Kitchen wisdom April 19, 2008Posted by BiB in Uncategorized.
As for any son of the Soviet Union, accidental or otherwise, and my late-adopted cultural heritage is very much accidental, the kitchen has become the centre of my world. Admittedly I don’t have to turn on the kitchen taps before I’m unafraid enough to set the world to rights, but, taps or no taps, and with my captive audience of one suitably silent true son of the Soviet Union, I have now taken to middle-aged kitchen rants.
Western men of a certain age are more than happy to talk bollocks too, of course, given half the chance, but if you really want a prime example of someone holding forth, preferably on a subject they don’t necessarily know that much about, you need to get yourself a time machine and fly off to the past. To the Soviet Union. Though post-Soviet Russia will do. Or my kitchen.
This type of ranter is well represented in Dostoevsky novels, proving that even the might of the Soviet Union was not enough to quell the irrepressible Russian soul. I like Dostoevsky as much as the next wanker, but I would always groan in displeasure, and put the book down for three months until I’d forgotten my objection, when a male character would inevitably say, “This is the way I see the world and here, let me talk about it in a 75-page monologue.” Or, using an alternative literary rant device, “This is the way I see the world and here, I just happen to have written it down and someone can now read it out in a 75-page monologue while I die noisily of tuberculosis in the corner.”
Though fair play to Dosters because anyone who’s been in a Soviet or post-Soviet kitchen knows that the characterisation is perfect. The type exists. Male, of course. Ideally with the first flush of youth well behind him. Has reached the serious-dressing stage. You can’t rant in jeans. A collar. A jacket. Preferably a well-rounded belly. Principled on all matters and with strict lifestyle choices (this is where I fail the Soviet test). “Shall we knock back a quick 50g (to help me bear the remaining 25 minutes of your rant on tea), Volodia?” you might say to a ranting Vladimir who happens to have turned up in your kitchen on a wintry Tuesday evening to hold forth on tea. “Vot? Vodka? On Tuesday? I nyevyer dreenk vodka on Tuesday. Vodka make you impotyent. Beeb, khow you kyen dreenk vodka on Tuesday? Ektuelly, I karrently writink book on vodka and impotyence. Let me tsyell you about it for 35 minutes. By ze vey, I not say you kyen call me Volodia yet. Please call me Vladimir Poligrafovich.”
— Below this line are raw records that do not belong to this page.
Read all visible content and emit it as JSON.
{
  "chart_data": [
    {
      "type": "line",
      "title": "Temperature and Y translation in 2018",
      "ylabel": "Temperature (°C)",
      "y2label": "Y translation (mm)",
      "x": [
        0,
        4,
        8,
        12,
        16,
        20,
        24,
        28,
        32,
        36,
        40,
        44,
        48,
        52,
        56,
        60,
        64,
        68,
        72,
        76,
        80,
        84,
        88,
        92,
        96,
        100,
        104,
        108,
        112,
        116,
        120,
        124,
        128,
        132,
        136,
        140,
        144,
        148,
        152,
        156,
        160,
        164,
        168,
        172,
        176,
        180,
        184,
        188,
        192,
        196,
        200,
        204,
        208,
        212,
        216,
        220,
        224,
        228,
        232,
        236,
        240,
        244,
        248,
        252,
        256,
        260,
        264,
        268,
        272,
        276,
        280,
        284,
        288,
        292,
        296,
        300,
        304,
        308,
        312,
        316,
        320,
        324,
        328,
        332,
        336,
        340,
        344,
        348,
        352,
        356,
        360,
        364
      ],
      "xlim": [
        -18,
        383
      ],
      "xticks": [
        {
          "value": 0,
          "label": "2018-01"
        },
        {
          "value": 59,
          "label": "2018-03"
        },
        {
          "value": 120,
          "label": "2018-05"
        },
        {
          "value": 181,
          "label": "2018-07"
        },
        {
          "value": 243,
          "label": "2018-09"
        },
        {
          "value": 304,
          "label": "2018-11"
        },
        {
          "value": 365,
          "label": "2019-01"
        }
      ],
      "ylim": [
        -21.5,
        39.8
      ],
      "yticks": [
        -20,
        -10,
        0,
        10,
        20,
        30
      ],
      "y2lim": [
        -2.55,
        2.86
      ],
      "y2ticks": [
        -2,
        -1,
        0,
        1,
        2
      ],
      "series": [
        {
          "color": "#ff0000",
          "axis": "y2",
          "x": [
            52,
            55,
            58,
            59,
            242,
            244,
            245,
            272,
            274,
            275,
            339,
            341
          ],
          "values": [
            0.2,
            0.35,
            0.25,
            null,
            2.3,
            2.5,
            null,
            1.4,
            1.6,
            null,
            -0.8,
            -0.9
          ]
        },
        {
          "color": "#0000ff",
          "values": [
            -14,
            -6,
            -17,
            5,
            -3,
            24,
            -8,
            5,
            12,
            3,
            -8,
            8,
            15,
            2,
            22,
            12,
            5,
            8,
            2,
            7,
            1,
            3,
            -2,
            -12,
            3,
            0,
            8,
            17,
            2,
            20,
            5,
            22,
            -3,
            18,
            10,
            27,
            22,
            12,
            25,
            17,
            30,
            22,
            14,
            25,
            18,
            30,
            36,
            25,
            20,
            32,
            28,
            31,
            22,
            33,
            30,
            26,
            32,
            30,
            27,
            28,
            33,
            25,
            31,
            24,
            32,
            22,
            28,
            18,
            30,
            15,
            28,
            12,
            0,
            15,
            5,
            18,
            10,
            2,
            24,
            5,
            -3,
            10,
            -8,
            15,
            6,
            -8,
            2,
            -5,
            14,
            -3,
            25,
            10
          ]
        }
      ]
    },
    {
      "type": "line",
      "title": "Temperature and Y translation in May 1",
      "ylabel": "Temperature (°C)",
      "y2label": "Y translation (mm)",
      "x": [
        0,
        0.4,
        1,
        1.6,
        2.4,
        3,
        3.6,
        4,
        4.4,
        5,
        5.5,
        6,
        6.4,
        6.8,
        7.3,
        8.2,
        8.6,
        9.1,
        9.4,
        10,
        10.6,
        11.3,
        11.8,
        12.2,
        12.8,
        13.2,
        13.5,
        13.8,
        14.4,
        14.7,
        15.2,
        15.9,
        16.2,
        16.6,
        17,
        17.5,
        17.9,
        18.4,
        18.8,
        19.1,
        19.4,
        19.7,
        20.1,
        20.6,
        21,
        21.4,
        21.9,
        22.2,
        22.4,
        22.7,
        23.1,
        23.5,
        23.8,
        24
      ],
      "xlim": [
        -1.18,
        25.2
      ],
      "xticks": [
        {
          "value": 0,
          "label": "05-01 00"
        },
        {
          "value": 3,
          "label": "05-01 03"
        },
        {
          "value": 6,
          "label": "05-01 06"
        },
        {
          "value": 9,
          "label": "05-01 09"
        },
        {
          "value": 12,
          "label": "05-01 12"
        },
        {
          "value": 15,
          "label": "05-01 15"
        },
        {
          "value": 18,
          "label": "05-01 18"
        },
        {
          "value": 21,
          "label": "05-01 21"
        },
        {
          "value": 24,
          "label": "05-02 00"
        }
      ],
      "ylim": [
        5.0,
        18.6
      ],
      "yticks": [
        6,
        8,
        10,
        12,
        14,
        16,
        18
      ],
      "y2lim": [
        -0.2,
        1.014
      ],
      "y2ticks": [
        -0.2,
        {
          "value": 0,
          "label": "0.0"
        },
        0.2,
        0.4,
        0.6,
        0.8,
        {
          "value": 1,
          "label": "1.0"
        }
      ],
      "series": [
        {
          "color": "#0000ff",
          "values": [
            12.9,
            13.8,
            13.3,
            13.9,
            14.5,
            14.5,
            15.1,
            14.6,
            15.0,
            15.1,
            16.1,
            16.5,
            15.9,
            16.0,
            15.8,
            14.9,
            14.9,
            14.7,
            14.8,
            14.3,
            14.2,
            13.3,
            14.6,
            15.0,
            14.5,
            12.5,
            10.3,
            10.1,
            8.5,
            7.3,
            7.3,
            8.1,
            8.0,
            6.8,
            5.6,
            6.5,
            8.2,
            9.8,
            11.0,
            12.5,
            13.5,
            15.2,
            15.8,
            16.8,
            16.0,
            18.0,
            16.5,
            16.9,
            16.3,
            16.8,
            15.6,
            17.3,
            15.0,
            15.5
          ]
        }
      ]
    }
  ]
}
A good Russian rant can be entertaining, though the length can be exhausting. The subjects can be mundane, e.g. tea, or trying, e.g. why foreigners are cunts. Jews are good Russian rant-grist. From how they don’t exist. I’ve been at that rant. To how they don’t eat meat, which is why they’re weak, which rant took place in the very room I type from, by an exiled Soviet ranter, and which has been mentioned before, who went on to rant further that the Estonians and Ukrainians were also cunts. And then took me to the map of Europe on the hall wall and, making a compass of his thumb and index finger, showed me how far into Russia NATO missiles would reach when NATO, inevitably, started bombing Russia any second now. (Coincidentally, the range was the exact same distance as the largest part-circle his thumb-and-index-finger compass could draw.)
And by the queerest twists of geopolitical and romantic fates, I have become the first queer, post-Soviet, non-Soviet ranter. It’s the Russian passing his unwanted rant genes on to me, while I have generously donated my empty western soul to him. While I rant, he online-shops. While I hold forth on Ukraine being further along the road to democracy and manage to blame the (considering-itself-)Russian population in eastern Ukraine for all the country’s ills, the Russian smiles a smile combining pity and magnanimity in superiority and thinks of holidays. While I spout that theists should stop thinking they’re important enough to deserve a god and that we’re just fleas. That we’re no different from fleas. No, we don’t deserve a god – drink can feature on these occasions – the Russian will briefly be shuddered awake by the more preposterous aspects of my russorant – “What? Actual fleas?” – before returning to an IKEA-reverie.
But I’m thinking if I can just youngen up my wardrobe there might be hope for me yet.